On the third day after my start all my bearers, who had contracted to serve me for a sum which would be represented by half-a-crown a day, deserted; they were afraid, perhaps not without cause, that their burdens of pickings and pullings would daily increase. This little incident, for which I was quite prepared, had its effect on the remainder of my journey. I for my part was perfectly agreeable to their desertion, for I could obtain gratis as many bearers as I required. Of course, I had nothing to pay the runaways, and was free from all charges to bearers for the future. In this I had no compunction, knowing that I had every right to claim the same assistance and courtesy that is accorded to any ordinary traveller amongst the Khartoomers’ Seribas, and to have my baggage conveyed from one place to another.

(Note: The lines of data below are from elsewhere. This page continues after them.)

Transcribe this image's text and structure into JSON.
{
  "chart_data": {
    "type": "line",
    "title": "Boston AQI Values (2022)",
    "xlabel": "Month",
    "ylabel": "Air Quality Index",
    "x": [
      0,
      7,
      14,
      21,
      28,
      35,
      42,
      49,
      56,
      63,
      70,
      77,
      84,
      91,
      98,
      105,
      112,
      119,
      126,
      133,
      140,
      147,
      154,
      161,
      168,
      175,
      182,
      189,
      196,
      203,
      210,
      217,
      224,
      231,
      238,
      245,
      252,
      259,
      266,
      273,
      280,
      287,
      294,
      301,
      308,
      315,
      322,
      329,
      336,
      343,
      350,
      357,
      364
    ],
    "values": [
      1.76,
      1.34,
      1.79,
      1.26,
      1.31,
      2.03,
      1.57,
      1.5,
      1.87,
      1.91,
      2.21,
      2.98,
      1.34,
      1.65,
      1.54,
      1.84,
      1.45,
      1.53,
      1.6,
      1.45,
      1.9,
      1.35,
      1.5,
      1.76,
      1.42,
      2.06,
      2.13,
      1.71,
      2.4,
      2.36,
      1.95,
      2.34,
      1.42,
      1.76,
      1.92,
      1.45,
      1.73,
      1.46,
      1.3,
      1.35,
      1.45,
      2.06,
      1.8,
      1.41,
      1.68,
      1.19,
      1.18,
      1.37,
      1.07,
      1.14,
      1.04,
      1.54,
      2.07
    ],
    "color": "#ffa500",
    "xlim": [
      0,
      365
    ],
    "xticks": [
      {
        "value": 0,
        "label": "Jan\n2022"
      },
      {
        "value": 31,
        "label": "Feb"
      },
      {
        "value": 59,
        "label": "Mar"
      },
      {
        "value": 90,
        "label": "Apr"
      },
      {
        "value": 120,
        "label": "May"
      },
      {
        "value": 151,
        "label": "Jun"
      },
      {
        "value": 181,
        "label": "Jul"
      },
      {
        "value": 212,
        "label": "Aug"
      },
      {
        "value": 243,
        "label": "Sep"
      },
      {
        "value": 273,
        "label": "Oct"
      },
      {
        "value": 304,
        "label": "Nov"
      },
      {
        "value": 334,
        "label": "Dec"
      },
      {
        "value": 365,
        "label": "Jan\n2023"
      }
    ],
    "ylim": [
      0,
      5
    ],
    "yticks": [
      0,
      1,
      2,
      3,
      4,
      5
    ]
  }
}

My people had glorious times in the Seribas. There was mutton without stint; and whole animals were slaughtered even for my dogs: to my hungry Khartoomers it was literally a land flowing with milk and honey. Reserved for me were all that they considered the greatest delicacies that Central Africa could produce, and in the way of fruit and vegetables I could not catalogue the variety that was served, from the sour Pishamin (Carpodinus acidus) to the horse-bean (Canavalia).